Coach Q’s arithmetic: his guys have logged seven creditable periods of hockey out of nine versus the Los Angeles Kings. You could say he’s being generous, which is fine. But those other two periods have been abysmal, which is vexing.

There was the third period in Chicago Wednesday night, when the Kings absolutely ran over the Blackhawks. Then there was the second period Saturday night, when Los Angeles outshot their guests, 18-7, scored twice to seize the lead and held it because that’s what the Kings do.

Any resemblance to the Kings of one spring ago is purely coincidental, because this roster is deeper and healthier. That is troubling for the Blackhawks, as is Los Angeles’ world-class goalie, Jonathan Quick. If you had forecast that the Blackhawks would be down 2-1 in this series, you might have guessed that Quick was standing on his headgear.

Instead, while he has been excellent, Quick has reaped the benefits of balanced, booming support. The Kings have 10 goals in the last 82 or so minutes. Not for the first time, and not just in this series, there are prolonged stretches when the skilled, fleet Blackhawks are not the team with better jump or superior speed.

Jonathan Toews cued an impressive takeoff with an unassisted shorthanded goal after he absconded with the puck, leaving Justin Williams in the rearview mirror. Then, at 13:19 of the first period, Toews made it 2-1 despite getting the business down low from Jake Muzzin. But that’s all, folks, until Patrick Sharp clicked in the gloaming, when the parking lot was emptying.

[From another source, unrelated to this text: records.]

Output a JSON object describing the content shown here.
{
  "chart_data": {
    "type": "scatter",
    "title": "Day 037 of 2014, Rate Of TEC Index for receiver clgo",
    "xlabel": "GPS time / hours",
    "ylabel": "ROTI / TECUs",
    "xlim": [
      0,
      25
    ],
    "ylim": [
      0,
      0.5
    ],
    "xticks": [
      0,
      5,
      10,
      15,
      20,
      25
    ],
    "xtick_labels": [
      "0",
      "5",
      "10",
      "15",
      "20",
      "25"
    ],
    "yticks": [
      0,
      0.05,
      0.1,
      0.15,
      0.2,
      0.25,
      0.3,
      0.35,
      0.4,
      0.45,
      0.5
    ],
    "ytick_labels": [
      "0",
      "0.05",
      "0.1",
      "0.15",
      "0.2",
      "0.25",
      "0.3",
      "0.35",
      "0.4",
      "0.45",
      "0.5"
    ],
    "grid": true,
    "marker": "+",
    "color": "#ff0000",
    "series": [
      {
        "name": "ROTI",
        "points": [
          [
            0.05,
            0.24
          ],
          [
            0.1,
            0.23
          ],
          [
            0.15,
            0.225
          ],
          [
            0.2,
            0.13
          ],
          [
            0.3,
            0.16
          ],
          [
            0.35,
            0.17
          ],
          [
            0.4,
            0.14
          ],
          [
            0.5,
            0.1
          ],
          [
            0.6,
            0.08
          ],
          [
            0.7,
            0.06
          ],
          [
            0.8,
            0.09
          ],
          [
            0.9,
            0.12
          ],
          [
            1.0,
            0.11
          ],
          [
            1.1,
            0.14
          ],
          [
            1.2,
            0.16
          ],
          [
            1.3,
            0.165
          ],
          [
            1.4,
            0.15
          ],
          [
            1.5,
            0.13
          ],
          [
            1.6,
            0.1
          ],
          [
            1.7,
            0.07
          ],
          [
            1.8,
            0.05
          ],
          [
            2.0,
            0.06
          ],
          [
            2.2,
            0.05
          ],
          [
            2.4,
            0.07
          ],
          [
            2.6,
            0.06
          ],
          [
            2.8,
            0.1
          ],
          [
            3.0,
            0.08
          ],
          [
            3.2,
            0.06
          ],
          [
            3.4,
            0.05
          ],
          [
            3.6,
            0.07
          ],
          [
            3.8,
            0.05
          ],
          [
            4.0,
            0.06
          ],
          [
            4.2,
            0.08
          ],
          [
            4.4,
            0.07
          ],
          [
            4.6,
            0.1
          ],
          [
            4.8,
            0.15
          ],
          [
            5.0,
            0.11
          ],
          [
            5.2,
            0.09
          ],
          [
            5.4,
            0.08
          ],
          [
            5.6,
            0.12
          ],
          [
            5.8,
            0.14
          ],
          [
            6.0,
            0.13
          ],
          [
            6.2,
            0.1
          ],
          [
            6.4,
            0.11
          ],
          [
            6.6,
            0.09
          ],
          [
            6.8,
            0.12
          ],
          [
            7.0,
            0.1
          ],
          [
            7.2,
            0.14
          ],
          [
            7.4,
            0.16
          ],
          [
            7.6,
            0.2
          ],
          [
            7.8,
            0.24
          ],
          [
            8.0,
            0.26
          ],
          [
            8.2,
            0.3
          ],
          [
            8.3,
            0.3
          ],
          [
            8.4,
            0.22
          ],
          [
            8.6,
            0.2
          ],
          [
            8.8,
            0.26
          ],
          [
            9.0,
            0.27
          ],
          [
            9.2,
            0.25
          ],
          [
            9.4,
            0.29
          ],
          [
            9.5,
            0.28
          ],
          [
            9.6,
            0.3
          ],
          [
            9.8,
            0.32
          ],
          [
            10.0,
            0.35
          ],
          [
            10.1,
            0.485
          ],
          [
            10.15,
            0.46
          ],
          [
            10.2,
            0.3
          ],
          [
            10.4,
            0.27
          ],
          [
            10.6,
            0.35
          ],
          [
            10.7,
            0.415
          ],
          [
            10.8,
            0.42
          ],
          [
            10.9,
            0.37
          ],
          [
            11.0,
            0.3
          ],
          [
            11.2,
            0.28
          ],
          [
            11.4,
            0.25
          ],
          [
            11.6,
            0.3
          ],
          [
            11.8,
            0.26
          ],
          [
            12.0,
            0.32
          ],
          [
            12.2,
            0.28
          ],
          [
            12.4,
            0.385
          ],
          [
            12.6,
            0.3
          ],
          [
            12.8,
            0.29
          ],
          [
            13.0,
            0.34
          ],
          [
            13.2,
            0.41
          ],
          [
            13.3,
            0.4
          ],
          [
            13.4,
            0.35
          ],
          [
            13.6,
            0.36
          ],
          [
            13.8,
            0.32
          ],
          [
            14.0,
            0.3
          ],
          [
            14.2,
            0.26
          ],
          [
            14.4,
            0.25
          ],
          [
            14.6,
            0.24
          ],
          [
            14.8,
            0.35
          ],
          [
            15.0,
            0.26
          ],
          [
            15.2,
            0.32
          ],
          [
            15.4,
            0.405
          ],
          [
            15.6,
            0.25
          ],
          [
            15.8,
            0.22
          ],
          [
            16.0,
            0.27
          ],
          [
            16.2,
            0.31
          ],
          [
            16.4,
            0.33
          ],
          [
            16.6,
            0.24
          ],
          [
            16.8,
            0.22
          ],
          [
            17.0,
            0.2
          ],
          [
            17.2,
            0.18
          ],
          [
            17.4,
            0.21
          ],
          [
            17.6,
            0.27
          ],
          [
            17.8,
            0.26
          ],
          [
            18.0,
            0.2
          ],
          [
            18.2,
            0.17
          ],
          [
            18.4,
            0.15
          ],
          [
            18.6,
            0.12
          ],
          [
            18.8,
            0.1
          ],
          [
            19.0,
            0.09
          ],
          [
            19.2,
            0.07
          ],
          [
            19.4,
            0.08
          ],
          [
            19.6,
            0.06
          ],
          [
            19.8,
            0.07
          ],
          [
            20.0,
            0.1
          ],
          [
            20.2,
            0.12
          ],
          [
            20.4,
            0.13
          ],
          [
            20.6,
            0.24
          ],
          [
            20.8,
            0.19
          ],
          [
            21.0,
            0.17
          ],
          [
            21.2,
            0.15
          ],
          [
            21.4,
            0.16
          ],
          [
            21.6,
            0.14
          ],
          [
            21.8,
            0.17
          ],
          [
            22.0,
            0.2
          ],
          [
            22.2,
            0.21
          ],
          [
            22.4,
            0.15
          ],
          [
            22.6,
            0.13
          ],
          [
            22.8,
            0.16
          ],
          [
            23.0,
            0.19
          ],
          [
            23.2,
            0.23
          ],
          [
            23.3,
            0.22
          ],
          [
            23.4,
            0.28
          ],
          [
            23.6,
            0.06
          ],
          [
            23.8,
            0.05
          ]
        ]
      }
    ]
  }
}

Traffic abetted the Kings’ cause. If Corey Crawford even saw a power-play rocket from Slava Voynov that tied it 1-1, or a laser beam from Drew Doughty for a 4-2 margin, the Blackhawks’ goalkeeper had to be Superman. Meanwhile, the polite Staples Center guests took no such liberties with Quick’s sightlines. The Kings were nailed with three potentially perilous penalties in succession during that middle session — a pair of stick fouls in Chicago’s end, plus a delay of game.

Still the Blackhawks’ power play bombed. Toews, clearly the most enthusiastic visitor, wound up with two shots all night, his two goals. Thus, he never got a shot during his four-plus minutes of manpower advantages. He rarely seemed to touch the puck, save for faceoffs. Speaking of which, the Blackhawks officially won 27 and lost 30. Unofficially, it didn’t seem that competitive in the dots.

Andrew Shaw, as advertised, returned to the lineup. Peter Regin departed. Asked about Shaw, Coach Q said he was “OK.” Of course, in the playoffs, OK is not OK. Quenneville hinted at some line juggling come Sunday’s practice. Hundreds of Blackhawks fans attended Game 3, including Bears’ legend Dick Butkus, who wore a red sweater with his number, 51. He did not look happy.